Using IPython Notebook with IPython Cluster for Reproducibility and Portability of Atomistic Simulations
Authors: Trautt, Zachary, Materials Measurement Science Division, National Institute of Standards and Technology
Track: Reproducible Science
The information presented in a typical journal article is rarely sufficient to reproduce all atomistic simulations reported within. A typical study requires the distribution of parallel preprocessing, production, and post processing tasks. This is typically accomplished with scripting and a queuing system and is not typically captured in a publication or supporting information. A traditional workflow tool can capture this. However, a traditional workflow tool has a steep learning curve and many are not capable of distributing parallel tasks. We present the use of IPython Notebook and IPython Cluster as a tool for reproducible and portable atomistic simulations.
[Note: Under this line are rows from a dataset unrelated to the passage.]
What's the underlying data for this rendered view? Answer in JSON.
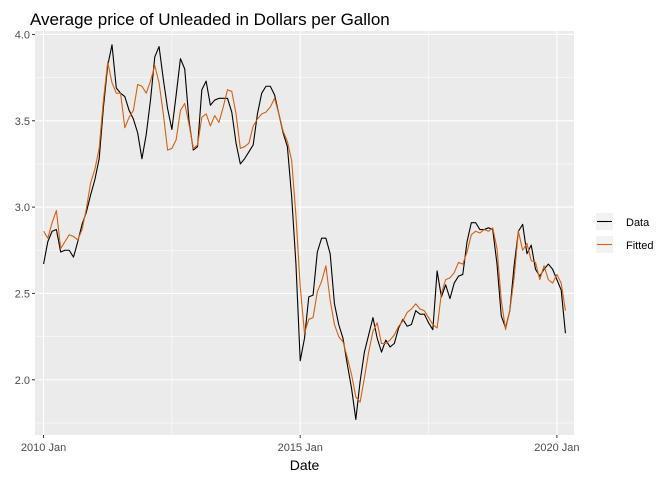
{
  "chart_data": {
    "type": "line",
    "title": "Average price of Unleaded in Dollars per Gallon",
    "xlabel": "Date",
    "ylabel": "",
    "xlim": [
      "2009-11",
      "2020-05"
    ],
    "ylim": [
      1.68,
      4.02
    ],
    "x_ticks": [
      "2010 Jan",
      "2015 Jan",
      "2020 Jan"
    ],
    "y_ticks": [
      "2.0",
      "2.5",
      "3.0",
      "3.5",
      "4.0"
    ],
    "grid": true,
    "legend_position": "right",
    "x": [
      "2010-01",
      "2010-02",
      "2010-03",
      "2010-04",
      "2010-05",
      "2010-06",
      "2010-07",
      "2010-08",
      "2010-09",
      "2010-10",
      "2010-11",
      "2010-12",
      "2011-01",
      "2011-02",
      "2011-03",
      "2011-04",
      "2011-05",
      "2011-06",
      "2011-07",
      "2011-08",
      "2011-09",
      "2011-10",
      "2011-11",
      "2011-12",
      "2012-01",
      "2012-02",
      "2012-03",
      "2012-04",
      "2012-05",
      "2012-06",
      "2012-07",
      "2012-08",
      "2012-09",
      "2012-10",
      "2012-11",
      "2012-12",
      "2013-01",
      "2013-02",
      "2013-03",
      "2013-04",
      "2013-05",
      "2013-06",
      "2013-07",
      "2013-08",
      "2013-09",
      "2013-10",
      "2013-11",
      "2013-12",
      "2014-01",
      "2014-02",
      "2014-03",
      "2014-04",
      "2014-05",
      "2014-06",
      "2014-07",
      "2014-08",
      "2014-09",
      "2014-10",
      "2014-11",
      "2014-12",
      "2015-01",
      "2015-02",
      "2015-03",
      "2015-04",
      "2015-05",
      "2015-06",
      "2015-07",
      "2015-08",
      "2015-09",
      "2015-10",
      "2015-11",
      "2015-12",
      "2016-01",
      "2016-02",
      "2016-03",
      "2016-04",
      "2016-05",
      "2016-06",
      "2016-07",
      "2016-08",
      "2016-09",
      "2016-10",
      "2016-11",
      "2016-12",
      "2017-01",
      "2017-02",
      "2017-03",
      "2017-04",
      "2017-05",
      "2017-06",
      "2017-07",
      "2017-08",
      "2017-09",
      "2017-10",
      "2017-11",
      "2017-12",
      "2018-01",
      "2018-02",
      "2018-03",
      "2018-04",
      "2018-05",
      "2018-06",
      "2018-07",
      "2018-08",
      "2018-09",
      "2018-10",
      "2018-11",
      "2018-12",
      "2019-01",
      "2019-02",
      "2019-03",
      "2019-04",
      "2019-05",
      "2019-06",
      "2019-07",
      "2019-08",
      "2019-09",
      "2019-10",
      "2019-11",
      "2019-12",
      "2020-01",
      "2020-02",
      "2020-03"
    ],
    "series": [
      {
        "name": "Data",
        "color": "#000000",
        "values": [
          2.67,
          2.8,
          2.86,
          2.87,
          2.74,
          2.75,
          2.75,
          2.71,
          2.8,
          2.9,
          2.97,
          3.07,
          3.16,
          3.28,
          3.58,
          3.82,
          3.94,
          3.69,
          3.66,
          3.64,
          3.56,
          3.51,
          3.43,
          3.28,
          3.42,
          3.62,
          3.87,
          3.93,
          3.74,
          3.57,
          3.45,
          3.65,
          3.86,
          3.8,
          3.5,
          3.33,
          3.35,
          3.68,
          3.73,
          3.59,
          3.62,
          3.63,
          3.63,
          3.63,
          3.55,
          3.37,
          3.25,
          3.28,
          3.32,
          3.36,
          3.54,
          3.66,
          3.7,
          3.7,
          3.65,
          3.54,
          3.43,
          3.35,
          3.06,
          2.67,
          2.11,
          2.24,
          2.48,
          2.49,
          2.74,
          2.82,
          2.82,
          2.73,
          2.44,
          2.32,
          2.24,
          2.09,
          1.95,
          1.77,
          1.99,
          2.16,
          2.26,
          2.36,
          2.24,
          2.16,
          2.23,
          2.19,
          2.21,
          2.3,
          2.35,
          2.31,
          2.32,
          2.4,
          2.38,
          2.38,
          2.33,
          2.29,
          2.63,
          2.48,
          2.55,
          2.47,
          2.56,
          2.6,
          2.61,
          2.8,
          2.91,
          2.91,
          2.87,
          2.87,
          2.88,
          2.87,
          2.67,
          2.37,
          2.3,
          2.4,
          2.66,
          2.86,
          2.9,
          2.73,
          2.78,
          2.64,
          2.6,
          2.64,
          2.67,
          2.64,
          2.58,
          2.52,
          2.27
        ]
      },
      {
        "name": "Fitted",
        "color": "#d95f0e",
        "values": [
          2.86,
          2.82,
          2.91,
          2.98,
          2.76,
          2.8,
          2.84,
          2.83,
          2.81,
          2.87,
          2.99,
          3.14,
          3.22,
          3.34,
          3.62,
          3.84,
          3.72,
          3.66,
          3.66,
          3.46,
          3.52,
          3.56,
          3.71,
          3.7,
          3.66,
          3.73,
          3.82,
          3.72,
          3.54,
          3.33,
          3.34,
          3.39,
          3.56,
          3.6,
          3.48,
          3.34,
          3.36,
          3.52,
          3.54,
          3.47,
          3.53,
          3.49,
          3.58,
          3.68,
          3.67,
          3.54,
          3.34,
          3.35,
          3.37,
          3.47,
          3.51,
          3.54,
          3.55,
          3.58,
          3.63,
          3.54,
          3.44,
          3.38,
          3.27,
          2.95,
          2.54,
          2.27,
          2.35,
          2.36,
          2.51,
          2.57,
          2.66,
          2.46,
          2.32,
          2.25,
          2.22,
          2.13,
          2.03,
          1.9,
          1.87,
          2.01,
          2.16,
          2.28,
          2.33,
          2.21,
          2.21,
          2.23,
          2.26,
          2.31,
          2.34,
          2.39,
          2.41,
          2.44,
          2.41,
          2.4,
          2.36,
          2.32,
          2.3,
          2.5,
          2.58,
          2.59,
          2.62,
          2.68,
          2.67,
          2.74,
          2.84,
          2.86,
          2.85,
          2.87,
          2.86,
          2.88,
          2.76,
          2.46,
          2.29,
          2.4,
          2.59,
          2.86,
          2.75,
          2.79,
          2.69,
          2.68,
          2.58,
          2.66,
          2.58,
          2.56,
          2.61,
          2.56,
          2.4
        ]
      }
    ]
  },
  "colors": {
    "panel_background": "#ebebeb",
    "grid_major": "#ffffff",
    "tick_label": "#4d4d4d"
  }
}
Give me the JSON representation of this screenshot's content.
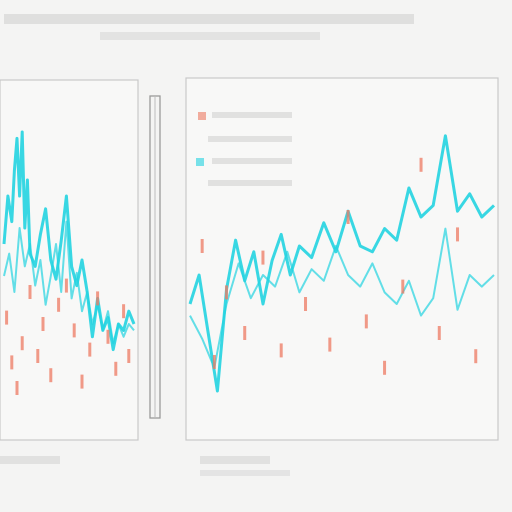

IPython Notebook is used to define and annotate functions that implement simulation tasks. IPython Cluster is used to execute and distribute tasks, including external parallel tasks. This combination is an improvement for a number of reasons. First, the IPython notebook documents all steps of all simulations and can easily be included as supplementary information with a journal submission. Second, the IPython Cluster executes computational tasks with minimal effort (a single map command) and therefore does not distract from the science. Third, the IPython Cluster abstracts computational resources, such that organization-specific computational details (cluster name, batch submission details, etc.) are not defined in the notebook. Therefore, if a third party attempts to reproduce simulation results, the notebook can be used without modification if all dependencies are met. Furthermore, the initial researcher may observe a reduction of their time effort because of the efficiency gains in using a single map command over traditional scripting for the distribution of tasks.